Keep a gratitude journal, or pray for your friends if you’re religious. Count your blessings, and don’t take anyone for granted. Friendship is a choice we make every single day – it is easy to walk away from a friend because there are no obligations. But still, we make that choice and stay.

Strive for a friendship like the one between Pooh and Piglet. Shower your friends with love and reciprocate their efforts. May your life be filled with the laughter and love of friendship!

Related Reading: Platonic Relationships – Rare Or Real Love?

10. Become a tree

Branch out. No, I’m not sorry for the pun. When you have processed your emotions in their entirety, you should get out there and be open to building new friendships. Don’t approach random strangers with crazy proposals, but just be approachable when someone speaks to you.

Visit places where people network (like open mics, or a new class, perhaps?) and strike up a conversation. See where it goes organically. Just keep in mind that you are not trying to replace your ex-friend. It doesn’t work that way. You can’t substitute people for each other.

In other words, don’t be a homebody! Get out there and explore new places. You might just come across someone who is the right fit for a dream friendship!

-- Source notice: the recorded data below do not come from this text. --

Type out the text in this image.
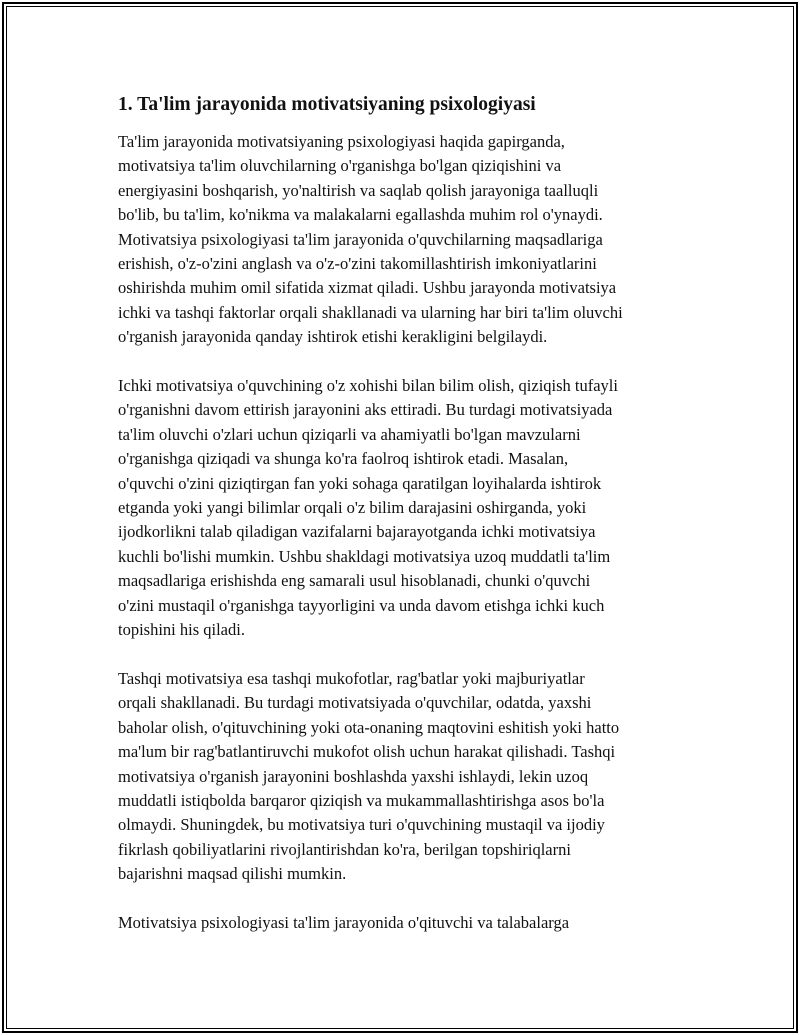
1. Ta'lim jarayonida motivatsiyaning psixologiyasi
Ta'lim jarayonida motivatsiyaning psixologiyasi haqida gapirganda,
motivatsiya ta'lim oluvchilarning o'rganishga bo'lgan qiziqishini va
energiyasini boshqarish, yo'naltirish va saqlab qolish jarayoniga taalluqli
bo'lib, bu ta'lim, ko'nikma va malakalarni egallashda muhim rol o'ynaydi.
Motivatsiya psixologiyasi ta'lim jarayonida o'quvchilarning maqsadlariga
erishish, o'z-o'zini anglash va o'z-o'zini takomillashtirish imkoniyatlarini
oshirishda muhim omil sifatida xizmat qiladi. Ushbu jarayonda motivatsiya
ichki va tashqi faktorlar orqali shakllanadi va ularning har biri ta'lim oluvchi
o'rganish jarayonida qanday ishtirok etishi kerakligini belgilaydi.
Ichki motivatsiya o'quvchining o'z xohishi bilan bilim olish, qiziqish tufayli
o'rganishni davom ettirish jarayonini aks ettiradi. Bu turdagi motivatsiyada
ta'lim oluvchi o'zlari uchun qiziqarli va ahamiyatli bo'lgan mavzularni
o'rganishga qiziqadi va shunga ko'ra faolroq ishtirok etadi. Masalan,
o'quvchi o'zini qiziqtirgan fan yoki sohaga qaratilgan loyihalarda ishtirok
etganda yoki yangi bilimlar orqali o'z bilim darajasini oshirganda, yoki
ijodkorlikni talab qiladigan vazifalarni bajarayotganda ichki motivatsiya
kuchli bo'lishi mumkin. Ushbu shakldagi motivatsiya uzoq muddatli ta'lim
maqsadlariga erishishda eng samarali usul hisoblanadi, chunki o'quvchi
o'zini mustaqil o'rganishga tayyorligini va unda davom etishga ichki kuch
topishini his qiladi.
Tashqi motivatsiya esa tashqi mukofotlar, rag'batlar yoki majburiyatlar
orqali shakllanadi. Bu turdagi motivatsiyada o'quvchilar, odatda, yaxshi
baholar olish, o'qituvchining yoki ota-onaning maqtovini eshitish yoki hatto
ma'lum bir rag'batlantiruvchi mukofot olish uchun harakat qilishadi. Tashqi
motivatsiya o'rganish jarayonini boshlashda yaxshi ishlaydi, lekin uzoq
muddatli istiqbolda barqaror qiziqish va mukammallashtirishga asos bo'la
olmaydi. Shuningdek, bu motivatsiya turi o'quvchining mustaqil va ijodiy
fikrlash qobiliyatlarini rivojlantirishdan ko'ra, berilgan topshiriqlarni
bajarishni maqsad qilishi mumkin.
Motivatsiya psixologiyasi ta'lim jarayonida o'qituvchi va talabalarga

There’s little else left to say about losing a best friend. Go through these steps with sincerity and never lose hope. A broken friendship can seem like the end of the world, but I promise you it isn’t. I leave you with this beautiful poem by Langston Hughes.

I loved my friend

He went away from me

There’s nothing more to say

The poem ends,

Soft as it began –

I loved my friend.”

FAQs

1. How do you deal with a friendship breakup?

A friendship breakup can seem overwhelming at first, but tackling it may be broken down to three steps. Firstly, process your emotions in a healthy manner. This includes finding outlets to vent. Secondly, get your life back in order by overcoming grief and settling into the routine. And thirdly, introspect the decisions you made during the friendship, and see if you went wrong. This will ultimately lead to letting go of animosity or anger.

2. What are the signs of a broken friendship?

There are various indicators, but the top ones can be one-sided effort and emotional unavailability. If only one of you is trying to keep things going by making plans or communicating, then this is a red flag. A relationship can’t sustain itself on one-sided efforts. Furthermore, a lack of interest or empathy in each other’s problems or life can be a cause for concern.

3. How long does it take to get over a friendship breakup?

There is no fixed time-frame for healing after a broken friendship. Each individual recovers at his own pace. However, long periods (over 21 days) of depressive behavior should be an indicator to seek professional help. Depressive behavior consists of loss of appetite, binge-eating episodes, loss of sleep, oversleeping, constant weeping, feeling empty, unresponsiveness to others and suicidal ideation.